I'd like to add a racist note to the end of this.  It is my anecodotal experience that disproportionate numbers of black children in the USA are deadly afraid of dogs.  Not all by a long shot.  Some like dogs just fine.  But if I'm going to hazard a guess as to which children are afraid of dogs, without even looking at them, I'm going to say they're black.  They might be from India, a rare few might be Hispanic, but they're almost never white and if they're scared to death, they're usually black.  Sometimes I get these ridiculous reactions even from pre-teens or teenagers when walking down the street, scared to death and jumping out of the way of my 65 lb. rather nice on-a-leash lab mix dog.  I ran this racist observation past a friend of mine from NYC who did lots of work with disadvantaged youth back in the day.  It didn't surprise him a bit and he said it's the legacy of people growing up in neighborhoods where dogs are viewed as weapons.  Hence why I use the phrase "weaponized" above, as I've met plenty of smaller pits that are just fine.

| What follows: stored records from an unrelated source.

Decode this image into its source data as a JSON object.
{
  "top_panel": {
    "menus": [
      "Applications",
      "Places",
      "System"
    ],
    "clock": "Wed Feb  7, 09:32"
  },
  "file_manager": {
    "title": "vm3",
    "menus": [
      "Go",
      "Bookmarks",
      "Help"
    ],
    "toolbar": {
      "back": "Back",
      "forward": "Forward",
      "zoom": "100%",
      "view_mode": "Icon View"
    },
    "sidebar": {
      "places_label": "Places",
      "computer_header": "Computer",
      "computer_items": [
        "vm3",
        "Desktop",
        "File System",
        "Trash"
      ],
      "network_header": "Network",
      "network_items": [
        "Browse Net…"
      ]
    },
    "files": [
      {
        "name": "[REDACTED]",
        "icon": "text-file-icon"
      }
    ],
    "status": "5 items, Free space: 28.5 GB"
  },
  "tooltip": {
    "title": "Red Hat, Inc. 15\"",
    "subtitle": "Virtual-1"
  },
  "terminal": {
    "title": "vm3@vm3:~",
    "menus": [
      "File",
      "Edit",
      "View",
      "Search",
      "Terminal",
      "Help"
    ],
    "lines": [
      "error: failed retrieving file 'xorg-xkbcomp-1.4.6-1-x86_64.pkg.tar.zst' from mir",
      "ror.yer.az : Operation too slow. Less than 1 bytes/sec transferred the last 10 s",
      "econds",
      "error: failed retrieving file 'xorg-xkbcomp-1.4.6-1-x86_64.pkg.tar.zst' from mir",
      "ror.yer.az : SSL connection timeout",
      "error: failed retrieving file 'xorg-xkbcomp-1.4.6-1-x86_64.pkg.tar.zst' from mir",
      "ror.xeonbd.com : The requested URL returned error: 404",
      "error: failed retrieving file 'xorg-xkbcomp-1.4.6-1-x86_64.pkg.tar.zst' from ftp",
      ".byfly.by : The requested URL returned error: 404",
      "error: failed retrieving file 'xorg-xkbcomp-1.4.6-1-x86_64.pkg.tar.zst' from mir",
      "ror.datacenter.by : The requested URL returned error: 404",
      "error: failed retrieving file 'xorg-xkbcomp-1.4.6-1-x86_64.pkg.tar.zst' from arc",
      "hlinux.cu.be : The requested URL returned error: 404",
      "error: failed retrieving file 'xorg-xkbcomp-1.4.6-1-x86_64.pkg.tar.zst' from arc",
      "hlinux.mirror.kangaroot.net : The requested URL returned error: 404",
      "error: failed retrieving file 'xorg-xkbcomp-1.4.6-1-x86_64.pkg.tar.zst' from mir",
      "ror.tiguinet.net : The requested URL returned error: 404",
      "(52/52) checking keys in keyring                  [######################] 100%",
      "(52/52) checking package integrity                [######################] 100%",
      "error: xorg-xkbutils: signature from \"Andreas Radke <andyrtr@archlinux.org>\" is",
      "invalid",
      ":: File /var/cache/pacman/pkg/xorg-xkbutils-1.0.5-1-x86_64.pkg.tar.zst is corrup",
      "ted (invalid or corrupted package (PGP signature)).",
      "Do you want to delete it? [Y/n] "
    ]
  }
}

Sorry Las Cruces sucked.  You did well to leave.  The mildly PTSD-like symptoms will diminish over time.

As for some other themes in your article, like guns being powerful, being afraid of having that power or using it... well I understand, and I can empathize, but enough martial training for long enough will turn those things into tools rather than talismans.  It can take awhile though, and deciding what your Rules of Engagemet are, is part of the martial arts learning curve / growth.  I used to feel funny about knives, and now they're just things I cut my mangoes and cheese with.  I still haven't learned the gun, it's a frontier for me.  I will do it within the next 2 years, because I know I have to have the skill *before* I need to use it.  But I'm not being driven there out of any immediate need, or fear.  By the time I get there, I think all those weird feelings about "OMFG there's all these horrible things I could do with a gun!" will go away.  Just like, every once in awhile I think anyone (including me) could just end their life, right now, by turning the wheel of their car violently while driving down the Interstate.  So why not do it?  Well, I think because it would suck, and serve no purpose other than satisfying a fleeting, crazy impulse.  I'm not that impulsive a guy and I do have a healthy self-preservation instinct.  I tell myself that farmers use guns for things like shooting vermin, that it's a tool and I don't do stupid things with a power saw when I use one.